Chapter 1 of the Digital Personal Data Protection Act 2023 is titled Preliminary
The purpose of this chapter is to provide the basic framework and terminology for the act and to establish the legal basis and boundaries for the processing of personal data in India. The chapter also sets the tone and direction for the rest of the act, which elaborates on the rights and obligations of the data principles and data fiduciaries, the grounds and conditions for the processing of personal data, the exemptions and exceptions to the act, the establishment and functions of the Data Protection Authority of India, the penalties and remedies for the violations of the act, and the transitional and miscellaneous provisions.

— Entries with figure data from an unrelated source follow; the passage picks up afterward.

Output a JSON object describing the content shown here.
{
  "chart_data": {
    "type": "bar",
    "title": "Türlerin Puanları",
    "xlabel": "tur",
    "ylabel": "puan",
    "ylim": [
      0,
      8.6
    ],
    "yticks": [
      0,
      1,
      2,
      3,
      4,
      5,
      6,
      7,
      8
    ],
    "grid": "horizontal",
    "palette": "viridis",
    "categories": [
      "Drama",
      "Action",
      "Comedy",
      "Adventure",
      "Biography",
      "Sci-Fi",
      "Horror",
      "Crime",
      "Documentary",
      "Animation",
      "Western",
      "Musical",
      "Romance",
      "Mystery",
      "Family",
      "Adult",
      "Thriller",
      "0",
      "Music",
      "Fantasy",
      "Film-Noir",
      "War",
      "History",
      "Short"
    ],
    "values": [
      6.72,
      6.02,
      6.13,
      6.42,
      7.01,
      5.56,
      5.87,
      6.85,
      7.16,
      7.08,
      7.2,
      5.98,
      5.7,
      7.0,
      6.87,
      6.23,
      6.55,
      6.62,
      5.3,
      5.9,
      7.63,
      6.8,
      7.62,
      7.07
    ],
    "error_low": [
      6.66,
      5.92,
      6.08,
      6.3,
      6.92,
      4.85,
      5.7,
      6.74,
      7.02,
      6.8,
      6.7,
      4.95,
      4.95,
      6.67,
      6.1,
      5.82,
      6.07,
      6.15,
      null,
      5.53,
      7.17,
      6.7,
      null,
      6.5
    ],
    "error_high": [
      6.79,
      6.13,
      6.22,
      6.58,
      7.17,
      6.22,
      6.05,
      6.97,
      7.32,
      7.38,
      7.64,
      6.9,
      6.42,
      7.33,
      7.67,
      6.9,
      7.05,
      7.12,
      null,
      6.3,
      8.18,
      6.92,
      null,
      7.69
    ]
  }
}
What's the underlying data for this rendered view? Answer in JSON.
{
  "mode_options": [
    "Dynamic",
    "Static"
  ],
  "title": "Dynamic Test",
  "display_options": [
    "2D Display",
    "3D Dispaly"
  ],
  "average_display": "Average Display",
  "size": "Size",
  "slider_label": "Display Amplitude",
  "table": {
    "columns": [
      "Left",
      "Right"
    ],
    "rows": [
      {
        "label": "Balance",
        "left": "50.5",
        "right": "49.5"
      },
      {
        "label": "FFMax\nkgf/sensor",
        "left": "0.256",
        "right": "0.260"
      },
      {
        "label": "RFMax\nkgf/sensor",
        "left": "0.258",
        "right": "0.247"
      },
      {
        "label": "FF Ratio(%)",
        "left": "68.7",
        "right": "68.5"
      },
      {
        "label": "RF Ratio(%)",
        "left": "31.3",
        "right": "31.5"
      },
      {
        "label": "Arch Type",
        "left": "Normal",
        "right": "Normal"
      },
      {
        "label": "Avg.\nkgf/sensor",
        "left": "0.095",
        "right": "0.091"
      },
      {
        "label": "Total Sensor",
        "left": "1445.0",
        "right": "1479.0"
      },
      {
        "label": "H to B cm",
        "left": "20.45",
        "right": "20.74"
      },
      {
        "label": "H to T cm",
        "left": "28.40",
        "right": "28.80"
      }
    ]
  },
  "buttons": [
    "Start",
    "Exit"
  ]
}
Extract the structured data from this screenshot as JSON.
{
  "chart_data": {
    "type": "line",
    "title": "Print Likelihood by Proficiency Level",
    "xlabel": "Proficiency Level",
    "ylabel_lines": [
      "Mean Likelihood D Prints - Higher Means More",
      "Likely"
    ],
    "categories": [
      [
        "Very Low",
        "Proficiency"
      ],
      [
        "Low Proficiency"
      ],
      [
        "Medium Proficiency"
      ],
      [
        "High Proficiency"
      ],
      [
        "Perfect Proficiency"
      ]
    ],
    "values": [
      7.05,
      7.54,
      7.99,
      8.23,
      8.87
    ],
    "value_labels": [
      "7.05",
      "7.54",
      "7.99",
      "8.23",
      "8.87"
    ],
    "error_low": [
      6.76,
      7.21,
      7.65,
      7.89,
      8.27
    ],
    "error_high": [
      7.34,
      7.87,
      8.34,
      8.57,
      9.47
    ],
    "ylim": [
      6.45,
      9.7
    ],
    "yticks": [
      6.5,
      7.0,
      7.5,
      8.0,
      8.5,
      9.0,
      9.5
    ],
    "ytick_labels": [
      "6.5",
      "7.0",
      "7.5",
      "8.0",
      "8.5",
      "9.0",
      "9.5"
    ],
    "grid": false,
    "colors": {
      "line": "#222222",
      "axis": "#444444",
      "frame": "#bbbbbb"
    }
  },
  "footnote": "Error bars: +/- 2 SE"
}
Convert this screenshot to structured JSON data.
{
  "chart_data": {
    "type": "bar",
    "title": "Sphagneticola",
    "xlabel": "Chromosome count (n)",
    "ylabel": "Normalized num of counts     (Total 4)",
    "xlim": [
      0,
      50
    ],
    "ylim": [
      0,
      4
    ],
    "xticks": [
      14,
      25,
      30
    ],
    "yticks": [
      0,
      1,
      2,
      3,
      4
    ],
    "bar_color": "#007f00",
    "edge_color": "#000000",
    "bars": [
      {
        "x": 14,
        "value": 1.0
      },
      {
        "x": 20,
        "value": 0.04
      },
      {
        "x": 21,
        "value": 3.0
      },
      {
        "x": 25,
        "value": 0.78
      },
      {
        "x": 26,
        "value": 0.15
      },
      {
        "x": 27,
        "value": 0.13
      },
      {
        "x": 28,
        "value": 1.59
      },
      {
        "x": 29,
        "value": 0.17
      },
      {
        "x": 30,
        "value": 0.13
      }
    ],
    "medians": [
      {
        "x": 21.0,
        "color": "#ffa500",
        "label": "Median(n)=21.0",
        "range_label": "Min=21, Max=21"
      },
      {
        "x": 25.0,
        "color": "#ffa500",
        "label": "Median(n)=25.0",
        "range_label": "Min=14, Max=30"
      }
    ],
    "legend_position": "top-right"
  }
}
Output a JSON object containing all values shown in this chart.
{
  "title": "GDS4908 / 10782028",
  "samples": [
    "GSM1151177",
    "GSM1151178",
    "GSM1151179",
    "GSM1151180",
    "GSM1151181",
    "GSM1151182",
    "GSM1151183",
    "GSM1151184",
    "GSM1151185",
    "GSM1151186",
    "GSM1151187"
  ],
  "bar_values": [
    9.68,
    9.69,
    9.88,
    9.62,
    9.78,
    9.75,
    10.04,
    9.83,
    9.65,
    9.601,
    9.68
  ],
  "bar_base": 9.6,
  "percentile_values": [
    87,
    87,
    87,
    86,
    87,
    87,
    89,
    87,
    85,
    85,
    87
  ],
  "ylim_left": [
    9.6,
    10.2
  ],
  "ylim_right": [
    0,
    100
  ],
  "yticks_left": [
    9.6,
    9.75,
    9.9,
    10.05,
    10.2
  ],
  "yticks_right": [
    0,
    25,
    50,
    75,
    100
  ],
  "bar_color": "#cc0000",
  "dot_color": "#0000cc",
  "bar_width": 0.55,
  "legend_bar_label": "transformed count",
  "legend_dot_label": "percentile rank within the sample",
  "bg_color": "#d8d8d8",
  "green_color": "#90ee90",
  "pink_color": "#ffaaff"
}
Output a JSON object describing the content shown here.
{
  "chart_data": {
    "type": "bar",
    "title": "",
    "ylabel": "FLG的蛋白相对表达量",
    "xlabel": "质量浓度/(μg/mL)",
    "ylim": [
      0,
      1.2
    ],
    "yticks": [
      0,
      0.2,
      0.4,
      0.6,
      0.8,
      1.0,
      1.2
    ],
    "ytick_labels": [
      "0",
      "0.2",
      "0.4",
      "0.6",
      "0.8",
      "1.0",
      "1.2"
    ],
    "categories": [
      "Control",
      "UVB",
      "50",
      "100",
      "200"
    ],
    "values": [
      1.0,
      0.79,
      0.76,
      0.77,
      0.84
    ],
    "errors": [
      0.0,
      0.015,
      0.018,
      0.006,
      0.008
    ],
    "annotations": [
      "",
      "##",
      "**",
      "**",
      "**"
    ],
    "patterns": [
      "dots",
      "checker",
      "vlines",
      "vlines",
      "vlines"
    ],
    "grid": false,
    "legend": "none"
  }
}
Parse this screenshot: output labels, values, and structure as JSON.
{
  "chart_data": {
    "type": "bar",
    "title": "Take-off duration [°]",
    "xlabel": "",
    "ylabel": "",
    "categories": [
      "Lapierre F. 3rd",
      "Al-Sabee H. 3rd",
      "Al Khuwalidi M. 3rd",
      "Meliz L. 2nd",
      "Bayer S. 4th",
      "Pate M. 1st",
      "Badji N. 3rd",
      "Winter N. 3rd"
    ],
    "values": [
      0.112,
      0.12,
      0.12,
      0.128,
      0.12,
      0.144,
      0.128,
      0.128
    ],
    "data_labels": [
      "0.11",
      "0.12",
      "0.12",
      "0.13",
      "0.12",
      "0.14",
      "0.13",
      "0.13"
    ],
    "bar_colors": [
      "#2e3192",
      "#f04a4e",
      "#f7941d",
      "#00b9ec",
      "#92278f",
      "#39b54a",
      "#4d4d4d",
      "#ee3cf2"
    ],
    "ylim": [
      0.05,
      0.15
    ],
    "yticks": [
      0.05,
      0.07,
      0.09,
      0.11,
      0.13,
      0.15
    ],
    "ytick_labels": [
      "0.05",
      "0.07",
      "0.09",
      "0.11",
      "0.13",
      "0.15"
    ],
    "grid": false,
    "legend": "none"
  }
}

Section 1 – Short title and commencement: This section states that the act may be called the Digital Personal Data Protection Act, 2023 and it shall come into force on such date as the Central Government may, by notification in the Official Gazette, appoint.
Section 2 – Definitions: This section defines various terms used in the act, such as personal data, data fiduciary, data principal, data processor, consent, harm, sensitive personal data, critical personal data, significant data fiduciary, and so on.
Section 3 – Application of Act: This section specifies the scope and extent of the act, which applies to the processing of personal data by data fiduciaries or data processors that are located within the territory of India, or that are not present within the territory of India, but process personal data in connection with any business carried on in India, or any systematic activity of offering goods or services to data principals within the territory of India, or in connection with any activity which involves profiling of data principals within the territory of India.